Besonders heikel sei, dass der jährlich in Kiel stattfindende „Türkische Tag“ ausgerechnet im Verfassungsschutzbericht als Beispiel für Aktivitäten der Ülkücü-Szene genannt werde. Türkische Rechtsradikale bezeichnen sich selbst mitunter als Bozkurtlar – deutsch: (graue) Wölfe, öfter aber als Ülkücü – deutsch: Idealisten. Als Grünen-Politiker und Mitarbeiter einer Sicherheitsbehörde hätte Yilmaz wissen müssen, heißt es aus allen Parteien, für wen er sich eingesetzt habe.
Graue Wölfe setzen auf Kulturvereine
Auslöser der Affäre war ein „Spiegel“-Bericht von Mittwoch. Dem zufolge hat Yilmaz die Organisation des „Türkischen Tags“ am 8. Juni in Kiel unterstützt, indem er sich bei der Stadtverwaltung dafür einsetzte, dass das Fest einen Tag später abgebaut werden darf. Laut „Spiegel“ verlor Yilmaz wohl deshalb seinen Posten im Landesverfassungsschutz wegen „Sicherheitsbedenken“; der Grüne wurde demnach innerhalb des Innenministeriums versetzt.
Yilmaz wies die Vorwürfe zurück: „Die Unterstellung, ich würde türkischen Nationalismus oder rechtsextreme Gruppen unterstützen, ist haltlos“, schrieb er laut der Agentur dpa in einem Instagram-Beitrag. Zum konkreten Sachverhalt könne er sich aus rechtlichen Gründen nicht äußern. „Die Geheimschutzansprüche im Verfassungsschutz sind zu Recht wahnsinnig hoch.“ Es gilt die Unschuldsvermutung. Am 16. November wählen die Kieler ihr Stadtoberhaupt.
Türkische Faschisten in deutschen Parteien
In vielen Staaten mit sogenannten turksprachigen Gemeinden sind die Grauen Wölfe in Kulturvereinen organisiert. Dazu gibt es eine lose Jugendszene sowie mafiöse Netzwerke, die mit den Ülkücü sympathisieren. Als parlamentarischer Arm der Bewegung gilt vor allem die faschistische MHP, die in Ankara die regierende AKP von Staatschef Recep Tayyip Erdoğan unterstützt.
Öffentlich setzen Graue Wölfe hierzulande auf Folklore. Führende Funktionäre hatten ihre Anhänger in Westeuropa aufgefordert, sich in dortigen Parteien zu engagieren. Anhänger der Grauen Wölfe traten vor allem der Union, den Grünen und der SPD bei, mitunter wurden sie aus den Parteien wieder ausgeschlossen.

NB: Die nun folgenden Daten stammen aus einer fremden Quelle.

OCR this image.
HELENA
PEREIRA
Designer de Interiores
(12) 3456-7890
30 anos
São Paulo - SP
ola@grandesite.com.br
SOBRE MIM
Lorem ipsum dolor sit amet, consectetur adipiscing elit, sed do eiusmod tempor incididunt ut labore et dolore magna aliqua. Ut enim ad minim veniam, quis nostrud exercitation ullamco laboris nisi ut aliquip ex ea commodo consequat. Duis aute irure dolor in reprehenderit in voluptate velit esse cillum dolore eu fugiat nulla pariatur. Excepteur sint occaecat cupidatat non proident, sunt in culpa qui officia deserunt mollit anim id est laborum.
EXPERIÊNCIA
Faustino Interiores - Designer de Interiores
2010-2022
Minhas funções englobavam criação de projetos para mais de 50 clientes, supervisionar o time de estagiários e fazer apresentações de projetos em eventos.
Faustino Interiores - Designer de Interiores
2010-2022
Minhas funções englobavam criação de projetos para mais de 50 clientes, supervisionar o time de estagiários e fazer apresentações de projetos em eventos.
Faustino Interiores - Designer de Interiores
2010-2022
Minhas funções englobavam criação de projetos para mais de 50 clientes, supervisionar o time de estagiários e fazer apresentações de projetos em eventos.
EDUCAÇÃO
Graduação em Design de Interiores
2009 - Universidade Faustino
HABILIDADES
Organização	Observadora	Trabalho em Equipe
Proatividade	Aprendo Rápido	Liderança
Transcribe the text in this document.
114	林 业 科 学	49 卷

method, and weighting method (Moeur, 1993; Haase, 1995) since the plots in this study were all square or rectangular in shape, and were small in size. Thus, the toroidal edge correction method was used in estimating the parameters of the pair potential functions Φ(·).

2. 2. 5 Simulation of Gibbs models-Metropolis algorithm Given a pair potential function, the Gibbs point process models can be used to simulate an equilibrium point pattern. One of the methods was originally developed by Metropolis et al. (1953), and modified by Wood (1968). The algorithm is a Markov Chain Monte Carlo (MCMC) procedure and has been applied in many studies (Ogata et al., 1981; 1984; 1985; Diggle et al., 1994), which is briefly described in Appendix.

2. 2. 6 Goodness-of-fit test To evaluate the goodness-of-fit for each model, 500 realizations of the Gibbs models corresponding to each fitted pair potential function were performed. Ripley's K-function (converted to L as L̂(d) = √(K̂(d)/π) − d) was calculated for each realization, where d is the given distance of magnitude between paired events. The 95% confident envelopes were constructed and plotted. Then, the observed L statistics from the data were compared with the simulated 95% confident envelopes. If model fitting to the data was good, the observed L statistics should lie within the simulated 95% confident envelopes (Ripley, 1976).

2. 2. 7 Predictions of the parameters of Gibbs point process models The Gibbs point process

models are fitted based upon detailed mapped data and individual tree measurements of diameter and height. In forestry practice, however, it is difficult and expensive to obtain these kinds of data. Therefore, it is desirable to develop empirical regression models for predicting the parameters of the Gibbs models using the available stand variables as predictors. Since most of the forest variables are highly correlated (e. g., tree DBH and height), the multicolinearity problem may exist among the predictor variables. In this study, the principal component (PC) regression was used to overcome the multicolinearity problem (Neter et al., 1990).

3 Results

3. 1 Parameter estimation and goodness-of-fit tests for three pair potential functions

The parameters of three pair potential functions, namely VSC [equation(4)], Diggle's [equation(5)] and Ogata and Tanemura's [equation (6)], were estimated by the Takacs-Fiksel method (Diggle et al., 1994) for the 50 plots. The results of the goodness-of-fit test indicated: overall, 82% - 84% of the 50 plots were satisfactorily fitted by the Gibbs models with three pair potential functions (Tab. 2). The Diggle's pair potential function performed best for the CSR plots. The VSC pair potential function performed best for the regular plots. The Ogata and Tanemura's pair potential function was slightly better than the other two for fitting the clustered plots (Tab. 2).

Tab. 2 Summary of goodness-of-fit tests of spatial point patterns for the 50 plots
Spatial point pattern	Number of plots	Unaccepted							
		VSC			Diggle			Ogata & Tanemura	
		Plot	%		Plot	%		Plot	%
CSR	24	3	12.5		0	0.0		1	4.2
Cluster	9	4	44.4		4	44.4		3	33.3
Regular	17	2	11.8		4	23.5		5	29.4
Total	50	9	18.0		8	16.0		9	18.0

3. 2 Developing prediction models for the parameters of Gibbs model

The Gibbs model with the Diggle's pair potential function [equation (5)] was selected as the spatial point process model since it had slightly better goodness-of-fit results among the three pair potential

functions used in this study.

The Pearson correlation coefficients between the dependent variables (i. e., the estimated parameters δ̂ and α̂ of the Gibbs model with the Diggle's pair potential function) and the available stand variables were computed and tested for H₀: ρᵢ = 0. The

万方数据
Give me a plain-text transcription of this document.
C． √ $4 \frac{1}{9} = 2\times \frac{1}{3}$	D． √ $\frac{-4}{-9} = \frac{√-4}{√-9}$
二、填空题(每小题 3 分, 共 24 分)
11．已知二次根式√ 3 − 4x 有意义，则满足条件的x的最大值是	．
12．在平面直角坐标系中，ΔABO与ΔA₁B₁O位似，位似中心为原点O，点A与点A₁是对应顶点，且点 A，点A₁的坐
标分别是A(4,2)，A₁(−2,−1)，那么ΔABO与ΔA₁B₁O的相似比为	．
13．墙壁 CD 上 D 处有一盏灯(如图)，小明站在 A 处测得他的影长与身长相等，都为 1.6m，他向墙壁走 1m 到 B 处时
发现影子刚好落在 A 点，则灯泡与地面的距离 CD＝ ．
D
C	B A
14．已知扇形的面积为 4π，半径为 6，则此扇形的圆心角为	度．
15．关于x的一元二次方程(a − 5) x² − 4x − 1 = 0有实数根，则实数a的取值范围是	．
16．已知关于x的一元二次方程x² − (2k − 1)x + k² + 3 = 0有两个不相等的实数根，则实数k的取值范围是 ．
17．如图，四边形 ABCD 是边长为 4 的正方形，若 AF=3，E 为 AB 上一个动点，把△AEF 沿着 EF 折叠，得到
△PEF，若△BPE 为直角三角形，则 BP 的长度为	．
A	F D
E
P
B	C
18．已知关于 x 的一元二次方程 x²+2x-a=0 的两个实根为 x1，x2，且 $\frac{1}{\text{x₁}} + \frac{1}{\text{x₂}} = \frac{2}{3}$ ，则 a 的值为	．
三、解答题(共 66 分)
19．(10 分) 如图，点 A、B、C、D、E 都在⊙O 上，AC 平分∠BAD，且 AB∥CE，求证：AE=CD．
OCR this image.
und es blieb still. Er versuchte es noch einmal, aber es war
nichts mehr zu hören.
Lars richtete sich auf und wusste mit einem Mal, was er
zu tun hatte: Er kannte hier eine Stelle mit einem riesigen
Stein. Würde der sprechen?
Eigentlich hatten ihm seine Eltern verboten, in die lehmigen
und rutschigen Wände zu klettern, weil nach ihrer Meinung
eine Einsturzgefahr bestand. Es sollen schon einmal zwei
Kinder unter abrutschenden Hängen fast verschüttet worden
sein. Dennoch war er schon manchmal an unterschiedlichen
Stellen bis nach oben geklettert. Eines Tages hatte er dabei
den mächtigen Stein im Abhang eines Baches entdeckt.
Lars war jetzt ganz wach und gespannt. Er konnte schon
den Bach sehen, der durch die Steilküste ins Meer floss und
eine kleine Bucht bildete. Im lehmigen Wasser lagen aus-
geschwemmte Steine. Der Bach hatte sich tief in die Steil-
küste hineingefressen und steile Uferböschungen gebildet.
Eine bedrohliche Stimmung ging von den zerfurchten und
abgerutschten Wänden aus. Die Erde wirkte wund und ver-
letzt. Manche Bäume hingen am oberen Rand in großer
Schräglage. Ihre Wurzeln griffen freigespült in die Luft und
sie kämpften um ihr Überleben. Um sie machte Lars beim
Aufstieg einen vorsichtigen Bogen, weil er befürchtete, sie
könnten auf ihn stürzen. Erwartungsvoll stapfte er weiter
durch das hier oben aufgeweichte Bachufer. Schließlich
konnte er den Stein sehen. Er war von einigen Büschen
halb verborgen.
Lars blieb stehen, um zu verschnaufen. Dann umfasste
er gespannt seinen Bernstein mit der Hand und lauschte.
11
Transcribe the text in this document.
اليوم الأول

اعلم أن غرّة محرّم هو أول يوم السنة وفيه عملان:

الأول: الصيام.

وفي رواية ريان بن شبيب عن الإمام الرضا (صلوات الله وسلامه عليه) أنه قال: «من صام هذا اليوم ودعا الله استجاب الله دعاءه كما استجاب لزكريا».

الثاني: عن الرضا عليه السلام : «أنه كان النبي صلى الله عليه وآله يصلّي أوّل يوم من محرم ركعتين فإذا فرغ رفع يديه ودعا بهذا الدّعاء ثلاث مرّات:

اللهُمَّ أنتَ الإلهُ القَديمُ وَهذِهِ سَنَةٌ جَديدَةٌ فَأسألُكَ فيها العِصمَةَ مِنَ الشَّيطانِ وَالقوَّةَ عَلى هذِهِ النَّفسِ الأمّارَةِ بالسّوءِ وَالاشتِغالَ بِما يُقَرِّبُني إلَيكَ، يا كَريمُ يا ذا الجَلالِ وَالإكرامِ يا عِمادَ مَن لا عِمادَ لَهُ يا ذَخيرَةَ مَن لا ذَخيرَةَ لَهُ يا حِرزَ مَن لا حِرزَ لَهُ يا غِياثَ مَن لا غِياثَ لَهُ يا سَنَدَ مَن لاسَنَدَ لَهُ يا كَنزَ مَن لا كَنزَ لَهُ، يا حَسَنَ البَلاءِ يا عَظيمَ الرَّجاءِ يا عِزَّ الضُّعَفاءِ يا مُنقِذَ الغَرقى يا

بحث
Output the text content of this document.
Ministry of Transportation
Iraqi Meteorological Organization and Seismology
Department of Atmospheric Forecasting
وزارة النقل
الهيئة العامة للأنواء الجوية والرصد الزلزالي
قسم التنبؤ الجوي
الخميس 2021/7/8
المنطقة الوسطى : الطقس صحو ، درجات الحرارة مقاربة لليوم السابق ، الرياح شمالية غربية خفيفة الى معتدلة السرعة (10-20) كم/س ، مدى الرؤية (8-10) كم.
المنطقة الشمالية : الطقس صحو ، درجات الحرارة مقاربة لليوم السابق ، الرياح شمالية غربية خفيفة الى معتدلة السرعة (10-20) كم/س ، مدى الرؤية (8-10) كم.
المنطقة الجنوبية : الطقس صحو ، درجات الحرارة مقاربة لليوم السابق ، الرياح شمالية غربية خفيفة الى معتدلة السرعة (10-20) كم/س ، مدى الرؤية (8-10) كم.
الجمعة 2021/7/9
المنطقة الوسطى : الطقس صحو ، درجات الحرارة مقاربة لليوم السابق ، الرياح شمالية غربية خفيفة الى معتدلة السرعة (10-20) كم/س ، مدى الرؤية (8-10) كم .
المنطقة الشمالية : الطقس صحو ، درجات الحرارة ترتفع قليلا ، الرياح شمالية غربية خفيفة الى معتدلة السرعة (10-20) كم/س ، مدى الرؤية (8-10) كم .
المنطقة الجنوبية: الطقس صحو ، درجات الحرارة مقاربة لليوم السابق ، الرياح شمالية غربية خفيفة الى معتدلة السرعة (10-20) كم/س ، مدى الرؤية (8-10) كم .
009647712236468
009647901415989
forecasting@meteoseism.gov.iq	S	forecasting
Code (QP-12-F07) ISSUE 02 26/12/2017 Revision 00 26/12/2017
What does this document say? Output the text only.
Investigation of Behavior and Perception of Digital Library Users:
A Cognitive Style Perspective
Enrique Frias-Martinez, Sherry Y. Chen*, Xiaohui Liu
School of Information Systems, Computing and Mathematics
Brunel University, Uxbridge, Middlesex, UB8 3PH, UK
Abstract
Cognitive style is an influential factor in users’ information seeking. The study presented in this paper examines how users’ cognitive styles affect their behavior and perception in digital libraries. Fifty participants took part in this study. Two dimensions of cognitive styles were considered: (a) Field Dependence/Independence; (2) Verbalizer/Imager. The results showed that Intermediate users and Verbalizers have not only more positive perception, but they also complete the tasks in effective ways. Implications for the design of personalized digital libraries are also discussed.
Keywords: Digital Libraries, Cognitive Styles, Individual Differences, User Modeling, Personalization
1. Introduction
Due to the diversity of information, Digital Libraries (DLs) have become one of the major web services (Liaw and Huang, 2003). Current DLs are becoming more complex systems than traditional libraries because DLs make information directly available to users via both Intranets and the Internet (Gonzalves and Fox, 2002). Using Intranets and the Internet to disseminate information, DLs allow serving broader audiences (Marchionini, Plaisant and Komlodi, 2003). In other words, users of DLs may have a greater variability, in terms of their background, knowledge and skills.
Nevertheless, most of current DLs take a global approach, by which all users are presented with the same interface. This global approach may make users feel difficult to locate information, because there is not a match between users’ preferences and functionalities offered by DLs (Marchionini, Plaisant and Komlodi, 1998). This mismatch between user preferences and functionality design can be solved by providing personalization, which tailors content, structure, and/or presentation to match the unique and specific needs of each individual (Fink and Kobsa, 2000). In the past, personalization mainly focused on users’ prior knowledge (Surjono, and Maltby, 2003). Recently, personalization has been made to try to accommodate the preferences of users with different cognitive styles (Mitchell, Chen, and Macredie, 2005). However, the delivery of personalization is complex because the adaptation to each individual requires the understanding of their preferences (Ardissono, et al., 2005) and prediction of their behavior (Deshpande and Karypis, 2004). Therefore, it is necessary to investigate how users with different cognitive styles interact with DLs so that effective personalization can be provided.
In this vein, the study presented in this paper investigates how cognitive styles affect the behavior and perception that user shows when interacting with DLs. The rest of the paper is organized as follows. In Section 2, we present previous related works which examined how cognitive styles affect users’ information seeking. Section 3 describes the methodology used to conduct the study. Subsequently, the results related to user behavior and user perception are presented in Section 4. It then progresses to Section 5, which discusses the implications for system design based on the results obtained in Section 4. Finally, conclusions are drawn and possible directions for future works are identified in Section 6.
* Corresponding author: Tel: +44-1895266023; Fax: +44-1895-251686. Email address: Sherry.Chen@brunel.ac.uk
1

In Hamburg gab es 2015 Streit um die Bürgerschaftsabgeordnete Nebahat Güclü. Die Grüne war bei der „Türkischen Föderation in Deutschland“ aufgetreten, die dem Verfassungsschutz zufolge die deutsche Vertretung der MHP ist. Güclü räumte ein, Fehler gemacht zu haben. Ein Schiedsgericht der Grünen entschied, sie darf in der Partei bleiben.
Gewaltbereitschaft und Waffenaffinität
Der Verfassungsschutz zählt 12.000 organisierte türkische Rechtsextreme in Deutschland, mit mobilisierbaren Anhängern umfasst das Spektrum mindestens 18.000 Männer und Frauen. In der loseren Szene verzeichne man eine „höhere Gewaltbereitschaft“, teilte der Verfassungsschutz vor einigen Jahren mit, zudem eine „Waffenaffinität“. Das schließt die im Rotlichtmilieu aktiven und im Jahr 2018 vom damaligen Innenminister Horst Seehofer (CSU) verbotenen „Osmanen“ ein.
Ein heulender Wolf und drei Halbmonde sind die Symbole der Grauen Wölfe. Gemeinsam sind den meisten Anhängern der türkisch-nationalistischen Bewegung das Bekenntnis zu einem antisemitischen, antikommunistischen, islamischen Großtürkentum, samt eines „Turan“-Reiches, das die turksprachigen Völker vereint. Als Feinde betrachten Bozkurtlar meist Armenier, Griechen, Kurden, Juden, je nach Auslegung auch Christen.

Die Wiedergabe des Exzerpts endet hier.